A vida no mar é marcada por longas horas de trabalho repetitivo (em média 14 por dia) e um ambiente muito hierarquizado, no qual mestre e pescadores ocupam espaços e níveis do barco distintos. As pausas (só) ocorrem ao ritmo da pesca. O trabalho em terra está também previsto no contrato de trabalho. Este tem a duração de 18 meses e prevê, como direitos, o pagamento das viagens de ida e volta dos trabalhadores, habitação e produtos básicos de alimentação, bem como pelo menos um salário mínimo. A ARPIC, uma associação de pescadores Indonésios fundada em Agosto de 2019, visa apoiar e criar um sentimento de comunidade entre estes migrantes. Dinamiza, ainda, algumas ações de caridade no seu país de origem. Neste ambiente associativo, a discussão de direitos de trabalho, nomeadamente o custo da comissão exigida pelas agências de emprego do Sudeste Asiático através das quais vêm para Portugal, ocorre com frequência.
No seu tempo livre, por norma ao fim de semana, reúnem-se nas suas casas. Os espaços, exíguos, são muitas vezes anexos adaptados, nos pisos térreos, das casas dos armadores ou antigos espaços comerciais, convertidos de forma sumária. É também no interior das casas que decorre a prática religiosa desta comunidade, na sua maioria muçulmana. O contacto com a comunidade portuguesa é raro e muito dificultado pelas barreiras linguísticas, mas a vontade de se Integrarem é palpável. Momentos como as festas de São Pedro (padroeiro dos pescadores), na Póvoa do Varzim, cidade contígua a Vila do Conde, são partilhados pelas comunidades migrante e autóctone com semelhante Intensidade. A comunicação com os familiares na Indonésia e a presença nas redes sociais constitui uma componente crucial das dimensões social e emocional destes trabalhadores, bem como um veículo de afirmação e projeção de individualidade. O telemóvel tem, por isso, uma omnipresença nos vários contextos do seu quotidiano.
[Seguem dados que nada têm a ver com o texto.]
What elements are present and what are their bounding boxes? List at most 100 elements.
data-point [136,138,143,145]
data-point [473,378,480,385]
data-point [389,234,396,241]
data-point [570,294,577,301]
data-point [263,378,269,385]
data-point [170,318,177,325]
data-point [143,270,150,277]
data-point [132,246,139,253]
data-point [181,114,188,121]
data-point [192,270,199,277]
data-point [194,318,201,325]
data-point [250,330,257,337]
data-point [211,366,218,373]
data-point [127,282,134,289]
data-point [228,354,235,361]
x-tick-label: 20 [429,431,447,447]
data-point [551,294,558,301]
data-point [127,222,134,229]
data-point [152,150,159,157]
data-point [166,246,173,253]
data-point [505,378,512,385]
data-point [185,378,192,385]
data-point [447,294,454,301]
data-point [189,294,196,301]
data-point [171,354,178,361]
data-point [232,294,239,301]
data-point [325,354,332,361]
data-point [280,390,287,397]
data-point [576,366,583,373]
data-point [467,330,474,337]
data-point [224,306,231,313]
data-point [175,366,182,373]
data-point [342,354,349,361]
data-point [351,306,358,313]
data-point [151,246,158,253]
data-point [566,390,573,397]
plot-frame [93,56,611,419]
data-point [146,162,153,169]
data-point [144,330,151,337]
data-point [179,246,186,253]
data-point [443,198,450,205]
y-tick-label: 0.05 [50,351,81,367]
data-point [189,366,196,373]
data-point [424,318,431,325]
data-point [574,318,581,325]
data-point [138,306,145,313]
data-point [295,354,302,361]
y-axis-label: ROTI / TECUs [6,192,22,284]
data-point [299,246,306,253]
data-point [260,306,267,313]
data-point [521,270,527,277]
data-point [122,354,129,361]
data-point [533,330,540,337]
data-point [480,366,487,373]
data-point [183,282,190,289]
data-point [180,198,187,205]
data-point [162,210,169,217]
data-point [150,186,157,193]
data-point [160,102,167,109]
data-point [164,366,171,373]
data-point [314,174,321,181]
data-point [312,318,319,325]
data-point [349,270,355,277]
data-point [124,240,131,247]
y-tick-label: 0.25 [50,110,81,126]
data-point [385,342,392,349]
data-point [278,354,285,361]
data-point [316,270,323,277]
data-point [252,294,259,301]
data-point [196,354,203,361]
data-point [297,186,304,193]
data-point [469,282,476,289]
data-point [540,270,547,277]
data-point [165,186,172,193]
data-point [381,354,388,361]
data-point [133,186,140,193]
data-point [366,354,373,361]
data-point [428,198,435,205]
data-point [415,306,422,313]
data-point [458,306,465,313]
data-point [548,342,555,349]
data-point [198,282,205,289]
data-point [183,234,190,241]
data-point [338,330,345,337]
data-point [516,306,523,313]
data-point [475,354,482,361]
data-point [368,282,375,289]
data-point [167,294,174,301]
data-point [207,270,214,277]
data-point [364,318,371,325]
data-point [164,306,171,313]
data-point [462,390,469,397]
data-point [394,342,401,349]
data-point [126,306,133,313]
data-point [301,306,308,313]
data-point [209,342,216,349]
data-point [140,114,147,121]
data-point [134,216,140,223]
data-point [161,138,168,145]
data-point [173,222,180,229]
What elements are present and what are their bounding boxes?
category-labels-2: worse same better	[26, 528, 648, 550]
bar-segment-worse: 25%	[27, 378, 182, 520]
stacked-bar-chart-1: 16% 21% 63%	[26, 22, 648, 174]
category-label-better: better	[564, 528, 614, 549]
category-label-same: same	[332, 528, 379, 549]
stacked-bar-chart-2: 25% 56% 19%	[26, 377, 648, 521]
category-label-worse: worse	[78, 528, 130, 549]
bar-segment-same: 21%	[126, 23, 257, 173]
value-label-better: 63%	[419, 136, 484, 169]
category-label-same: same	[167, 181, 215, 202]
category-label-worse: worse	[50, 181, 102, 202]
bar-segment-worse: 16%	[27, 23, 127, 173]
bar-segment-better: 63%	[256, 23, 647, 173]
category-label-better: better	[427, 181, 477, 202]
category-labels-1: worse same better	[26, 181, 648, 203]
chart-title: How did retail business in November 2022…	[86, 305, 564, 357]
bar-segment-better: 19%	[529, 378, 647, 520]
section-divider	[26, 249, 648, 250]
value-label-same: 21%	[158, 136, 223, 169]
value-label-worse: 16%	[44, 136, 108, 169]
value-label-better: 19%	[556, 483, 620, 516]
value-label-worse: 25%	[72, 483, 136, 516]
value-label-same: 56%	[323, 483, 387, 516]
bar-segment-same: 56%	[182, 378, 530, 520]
Estes pescadores indonésios são movidos pelo sonho de proporcionar à sua família melhores condições de vida. Alguns vêm juntar dinheiro para se casar, construir casa ou amealhar dinheiro para estabelecer um pequeno negócio aquando do seu regresso. São também eles os novos agentes da transformação económica e social desta paisagem, cujo imaginário se encontra ainda muito associado à literatura e criação audiovisual do passado. Nelayan, apesar de ser um substantivo, define sobretudo uma acção, a de viver o presente como prólogo do futuro.